Pour Daniel Camós, l’arrestation de Carles Puigdemont brise ce nouvel élan. « Il faut que tout le monde se mette d’accord pour arrêter de judiciariser la politique ! », exhorte le délégué du Gouvernement catalan. Sans vouloir prédire le futur des négociations entre autorités centrale et régionale, il explique au Celsalab « que l’essentiel dans un dialogue est de construire un lien de confiance, et que ce lien est maintenant fragilisé. » Car selon lui, aucun doute : cette arrestation « est illégale,» le mandat d’arrêt européen à l’encontre de Carles Puigdemont étant suspendu, d’après lui, depuis le 30 juillet.

A cette date, la Cour de Justice de l’Union européenne a confirmé à la demande de l’Espagne la levée de l’immunité parlementaire de l’ex-président de Catalogne, qui en bénéficiait depuis son élection comme eurodéputé en 2019. Cette décision fait depuis l’objet d’un recours.

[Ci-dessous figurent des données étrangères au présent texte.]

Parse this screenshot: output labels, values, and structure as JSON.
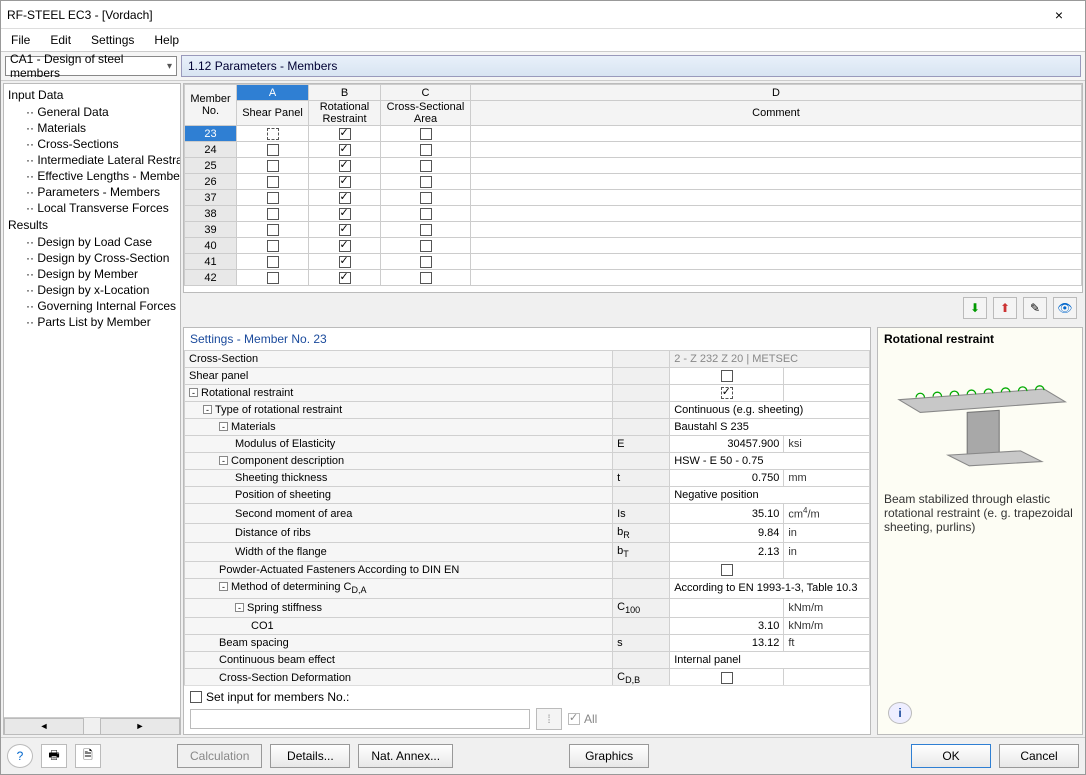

« Certains juges nationaux disent que le mandat d’arrêt de 2017 était inactif depuis 2019, que l’immunité a été levée car Puigdemont ne risquait rien », détaille au Celsalab Maria-Elisa Alonso, politologue et spécialiste des questions liées à l’organisation des partis politiques espagnoles. Il n’a d’ailleurs pas été inquiété lors de ses allers-retours en France, ou en Suisse cet été. « D’autres disent que le mandat ne s’était pas arrêté, chacun a sa propre interprétation, » poursuit Maria-Elisa Alonso. « Personne ne sait ce qu’il en est, il faut attendre la réponse de l’Union Européenne et des tribunaux italiens, très à cheval sur le délit de sécession ».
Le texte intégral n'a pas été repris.